Insurance Policy’s Unambiguous Definition of “Insured” Interpreted Under Plain and Ordinary Meaning of Policy Terms
In Hacker v. Shelter Ins., Hacker rented an apartment from Burk. Hacker’s mother fell on a stairway at the apartment building and suffered injuries as a result of Hacker’s negligence. Shelter Insurance furnished Burk with an Apartment Owners/Rental Dwelling Insurance Policy, naming Burk as the only policyholder. Burk’s mother sued Burk and Burk filed a third-party complaint against Hacker. Hacker maintained she was a co-insured under Burk’s policy and tendered her defense to Shelter Insurance. Shelter Insurance declined to defend Hacker.

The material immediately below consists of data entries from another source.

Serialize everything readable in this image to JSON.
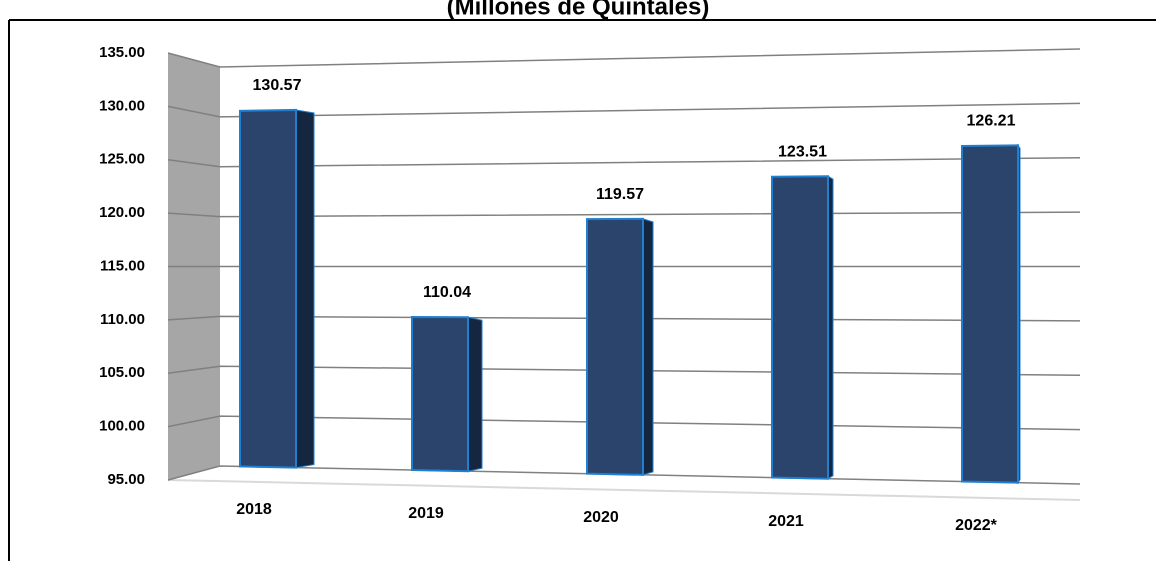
{
  "chart_data": {
    "type": "bar3d",
    "title": "(Millones de Quintales)",
    "categories": [
      "2018",
      "2019",
      "2020",
      "2021",
      "2022*"
    ],
    "values": [
      130.57,
      110.04,
      119.57,
      123.51,
      126.21
    ],
    "color": "#2a446b",
    "ylim": [
      95,
      135
    ],
    "yticks": [
      {
        "value": 95,
        "label": "95.00"
      },
      {
        "value": 100,
        "label": "100.00"
      },
      {
        "value": 105,
        "label": "105.00"
      },
      {
        "value": 110,
        "label": "110.00"
      },
      {
        "value": 115,
        "label": "115.00"
      },
      {
        "value": 120,
        "label": "120.00"
      },
      {
        "value": 125,
        "label": "125.00"
      },
      {
        "value": 130,
        "label": "130.00"
      },
      {
        "value": 135,
        "label": "135.00"
      }
    ],
    "grid": true
  }
}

The policy defined the term “insured” as the person named on the policy’s declarations page, and also covered the insured’s spouse, any person acting as a real estate manager for the insured, and an employee of the insured acting within the scope of his duties. Hacker maintained that she was an additional insured under Burk’s policy. Shelter Insurance denied that Hacker was an insured under the liability policy since she was not a named insured and did not otherwise qualify as an insured as that term was defined in the policy.

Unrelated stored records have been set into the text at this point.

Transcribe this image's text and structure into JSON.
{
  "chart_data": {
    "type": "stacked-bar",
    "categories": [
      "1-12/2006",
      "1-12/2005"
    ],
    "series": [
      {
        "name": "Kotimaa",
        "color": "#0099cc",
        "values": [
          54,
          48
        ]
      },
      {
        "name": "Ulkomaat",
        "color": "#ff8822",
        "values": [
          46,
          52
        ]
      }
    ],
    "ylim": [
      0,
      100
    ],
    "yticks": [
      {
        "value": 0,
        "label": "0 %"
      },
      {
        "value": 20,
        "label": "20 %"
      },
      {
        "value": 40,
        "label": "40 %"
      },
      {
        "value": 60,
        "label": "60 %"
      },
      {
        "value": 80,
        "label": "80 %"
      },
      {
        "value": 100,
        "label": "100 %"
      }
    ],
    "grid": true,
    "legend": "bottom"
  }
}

The court found that the policy did not include Burk’s tenants within the definition of “insured.” Accordingly, the court in Hacker v. Shelter Ins. held that there was no ambiguity with respect to Hacker’s coverage under the policy and that she was not an insured under the plain and ordinary meaning of the terms of the policy.
Hacker v. Shelter Ins. Co., 388 Ill.App.3d 386, 902 N.E.2d 188 (Ill.App. 5 Dist., 2009).